The new Qube 3, costing between $999 and $1,999, uses an Intel-compatible CPU, unlike its predecessors that used MIPS chips. The rest of the Cobalt line is based on AMD processors. In the future, however, Cobalt servers will shift to Sun's UltraSparc processors.

The servers, though not blazing new trails, typify the disparate directions servers are headed. In former days, servers almost always were general-purpose machines differentiated chiefly by how many processors they contained. But the arrival of the Internet has boosted server use, especially of appliances and rack-mountable models.

IBM's 330 competes chiefly with Sun's Netra T1 "Flapjack" and Compaq's ProLiant DL 360 "Photon."

The 330 will gradually replace the Netfinity 4000R, the design licensed from Network Engines, said IBM marketing manager Brendin Paget. "We'll continue to sell that for the short term, but I expect the new 330 will replace the 4000R over the next couple months," he said.

Compared to the 4000R, the 330 offers:

  Faster Pentium processors running from 800 MHz to 1 GHz

  Hard drives that are faster and can be replaced without shutting the machine off

  A management chip to let administrators monitor the system easily

  A system whereby dozens of servers can be linked together easily to share the same monitor and keyboard with minimum hassle.

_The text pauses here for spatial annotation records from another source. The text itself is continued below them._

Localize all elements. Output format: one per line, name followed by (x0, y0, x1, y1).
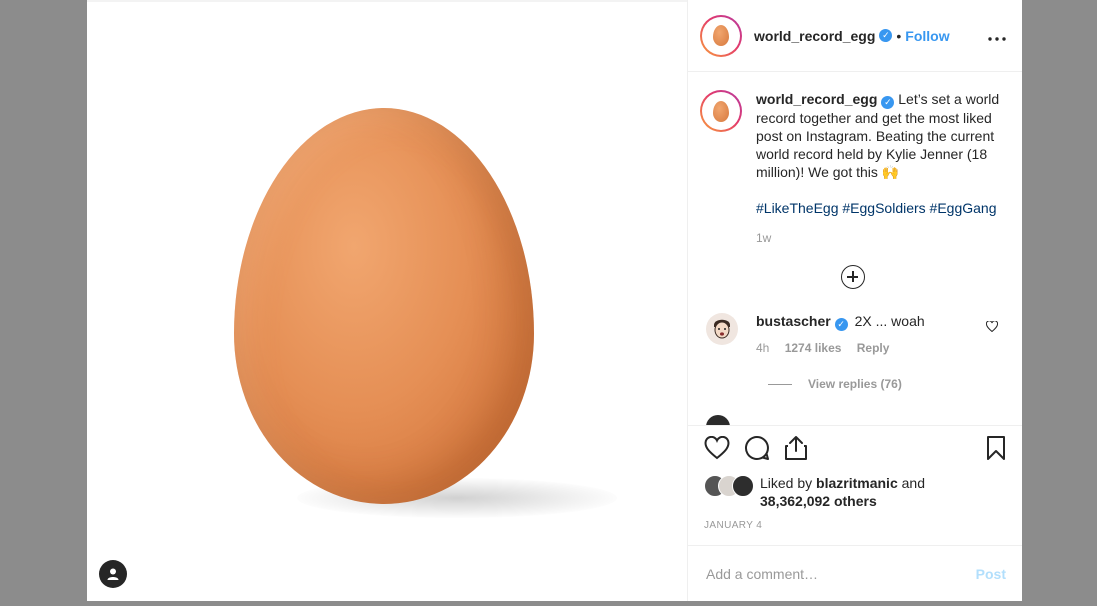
likes-count[interactable]: 38,362,092 others (760, 493, 877, 509)
view-replies-button[interactable]: View replies (76) (768, 377, 1006, 391)
commenter-avatar[interactable] (706, 313, 738, 345)
add-comment-bar: Post (688, 545, 1022, 601)
follow-button[interactable]: Follow (905, 28, 949, 44)
post-sidebar: world_record_egg ✓ • Follow world_record… (688, 0, 1022, 601)
egg-avatar-icon (713, 25, 729, 46)
comments-section[interactable]: world_record_egg ✓ Let’s set a world reco… (688, 72, 1022, 426)
comment-bubble-icon[interactable] (744, 435, 770, 466)
verified-badge-icon: ✓ (879, 29, 893, 42)
load-more-comments-button[interactable] (841, 265, 865, 289)
next-comment-avatar (706, 415, 730, 425)
reply-button[interactable]: Reply (857, 341, 890, 355)
photo-top-edge (87, 0, 687, 2)
post-header: world_record_egg ✓ • Follow (688, 0, 1022, 72)
caption-avatar[interactable] (700, 90, 742, 132)
bookmark-icon[interactable] (986, 435, 1006, 466)
comment-text: 2X ... woah (854, 313, 925, 329)
comment-username[interactable]: bustascher (756, 313, 831, 329)
post-actions: Liked by blazritmanic and 38,362,092 oth… (688, 426, 1022, 545)
caption: world_record_egg ✓ Let’s set a world reco… (700, 90, 1006, 247)
liked-by-prefix: Liked by (760, 475, 813, 491)
share-icon[interactable] (784, 435, 808, 466)
egg-image (234, 108, 534, 504)
like-heart-icon[interactable] (704, 435, 730, 465)
header-separator: • (896, 27, 902, 44)
comment-like-heart-icon[interactable] (985, 319, 999, 337)
liker-avatars[interactable] (704, 475, 754, 497)
comment-time: 4h (756, 341, 770, 355)
likes-summary: Liked by blazritmanic and 38,362,092 oth… (704, 474, 1006, 510)
user-tag-icon[interactable] (99, 560, 127, 588)
post-modal: world_record_egg ✓ • Follow world_record… (87, 0, 1022, 601)
view-replies-label: View replies (76) (808, 377, 902, 391)
header-username[interactable]: world_record_egg (754, 28, 875, 44)
liked-by-user[interactable]: blazritmanic (816, 475, 898, 491)
egg-avatar-icon (713, 100, 729, 122)
comment-input[interactable] (704, 564, 976, 583)
verified-badge-icon: ✓ (834, 318, 848, 331)
comment-item: bustascher ✓ 2X ... woah 4h 1274 likes Re… (700, 313, 1006, 355)
liked-by-and: and (901, 475, 925, 491)
post-date[interactable]: JANUARY 4 (704, 520, 1006, 545)
verified-badge-icon: ✓ (881, 96, 895, 109)
post-photo[interactable] (87, 0, 688, 601)
more-options-icon[interactable] (988, 25, 1006, 46)
caption-username[interactable]: world_record_egg (756, 91, 877, 107)
comment-likes[interactable]: 1274 likes (785, 341, 842, 355)
avatar[interactable] (700, 14, 742, 57)
caption-hashtags[interactable]: #LikeTheEgg #EggSoldiers #EggGang (756, 199, 1006, 217)
post-comment-button[interactable]: Post (976, 566, 1006, 582)
caption-time: 1w (756, 231, 772, 245)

But with as many as 42 servers stacked in one rack, each with eight fans and two processors, things get toasty downwind, Paget said. "Standing behind these, it's quite warm. These things have to have a fair amount of airflow," he said.

Bare-bones models cost $4,500 apiece.

Network Appliance, meanwhile, introduced new software to go along with its hardware. The NetCache 5.0 software is designed to let customers send streams of video from their NetApp servers. And the new ContentDirector and ContentReporter packages, based on software acquired from NetApp's September buy of WebManage, will let customers more easily manage the profusion of data spread to servers across the Internet.

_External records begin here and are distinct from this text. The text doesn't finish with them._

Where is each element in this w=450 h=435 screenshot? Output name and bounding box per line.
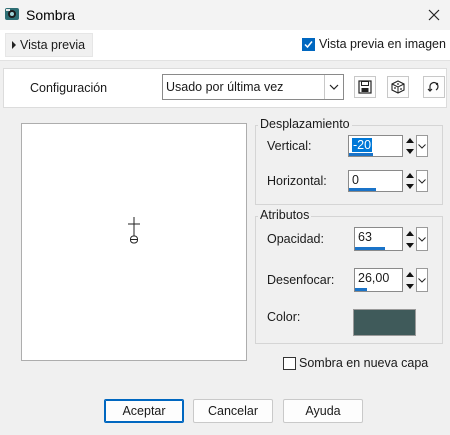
spin-up-icon[interactable] (404, 170, 416, 181)
preview-on-image-checkbox[interactable] (302, 38, 315, 51)
save-icon (358, 80, 372, 94)
opacity-value: 63 (358, 230, 372, 244)
horizontal-value: 0 (352, 173, 359, 187)
displacement-title: Desplazamiento (258, 117, 352, 131)
dice-icon (391, 80, 405, 94)
chevron-down-icon (324, 75, 343, 99)
window-title: Sombra (26, 7, 76, 23)
opacity-input[interactable]: 63 (354, 227, 403, 251)
vertical-input[interactable]: -20 (348, 135, 403, 157)
spin-down-icon[interactable] (404, 280, 416, 292)
blur-dropdown-button[interactable] (416, 268, 428, 292)
close-icon (428, 9, 440, 21)
horizontal-dropdown-button[interactable] (416, 170, 428, 192)
vertical-label: Vertical: (267, 139, 312, 153)
opacity-spinner[interactable] (404, 227, 416, 251)
chevron-down-icon (418, 277, 426, 283)
save-preset-button[interactable] (354, 76, 376, 98)
close-button[interactable] (418, 0, 450, 30)
spin-down-icon[interactable] (404, 181, 416, 192)
app-icon (4, 6, 20, 22)
preview-toggle-label: Vista previa (20, 38, 86, 52)
new-layer-label: Sombra en nueva capa (299, 356, 429, 370)
attributes-title: Atributos (258, 208, 312, 222)
spin-down-icon[interactable] (404, 239, 416, 251)
reset-icon (427, 82, 439, 92)
spin-up-icon[interactable] (404, 135, 416, 146)
opacity-dropdown-button[interactable] (416, 227, 428, 251)
spin-down-icon[interactable] (404, 146, 416, 157)
horizontal-input[interactable]: 0 (348, 170, 403, 192)
color-label: Color: (267, 310, 301, 324)
expand-arrow-icon (12, 41, 16, 49)
reset-preset-button[interactable] (423, 76, 445, 98)
vertical-dropdown-button[interactable] (416, 135, 428, 157)
crosshair-marker-icon (128, 217, 140, 244)
horizontal-label: Horizontal: (267, 174, 327, 188)
preview-canvas[interactable] (21, 123, 247, 361)
blur-label: Desenfocar: (267, 273, 335, 287)
chevron-down-icon (418, 236, 426, 242)
spin-up-icon[interactable] (404, 268, 416, 280)
check-icon (304, 41, 313, 49)
horizontal-slider-fill (349, 188, 376, 191)
help-button[interactable]: Ayuda (283, 399, 363, 423)
preset-select[interactable]: Usado por última vez (162, 74, 344, 100)
preview-on-image-label: Vista previa en imagen (319, 37, 446, 51)
random-preset-button[interactable] (387, 76, 409, 98)
opacity-slider-fill (355, 247, 385, 250)
ok-button[interactable]: Aceptar (104, 399, 184, 423)
cancel-button[interactable]: Cancelar (193, 399, 273, 423)
spin-up-icon[interactable] (404, 227, 416, 239)
blur-value: 26,00 (358, 271, 390, 285)
vertical-value: -20 (352, 138, 373, 152)
config-label: Configuración (30, 81, 108, 95)
horizontal-spinner[interactable] (404, 170, 416, 192)
shadow-color-swatch[interactable] (353, 309, 416, 336)
chevron-down-icon (418, 143, 426, 149)
opacity-label: Opacidad: (267, 232, 324, 246)
preview-toggle[interactable]: Vista previa (5, 33, 93, 57)
blur-spinner[interactable] (404, 268, 416, 292)
new-layer-checkbox[interactable] (283, 357, 296, 370)
vertical-slider-fill (349, 153, 373, 156)
vertical-spinner[interactable] (404, 135, 416, 157)
blur-slider-fill (355, 288, 368, 291)
chevron-down-icon (418, 178, 426, 184)
preset-select-value: Usado por última vez (166, 80, 284, 94)
blur-input[interactable]: 26,00 (354, 268, 403, 292)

NetCache 5.0 also supports an initiative called iCAP, a standard that lets companies examine and modify information as it's sent out of the server. It allows companies, for example, to check for viruses, reformat Web pages for small handheld screens, or insert Web page advertisements.

The NetCache 6100 has room for as much as 2 terabytes of storage and can broadcast streams of audio or video at 1 gigabit per second, whereas the slimmer and rack-mountable NetCache 1105 can hold only 72GB of information and broadcast data at only about 180 mbps, NetApp said.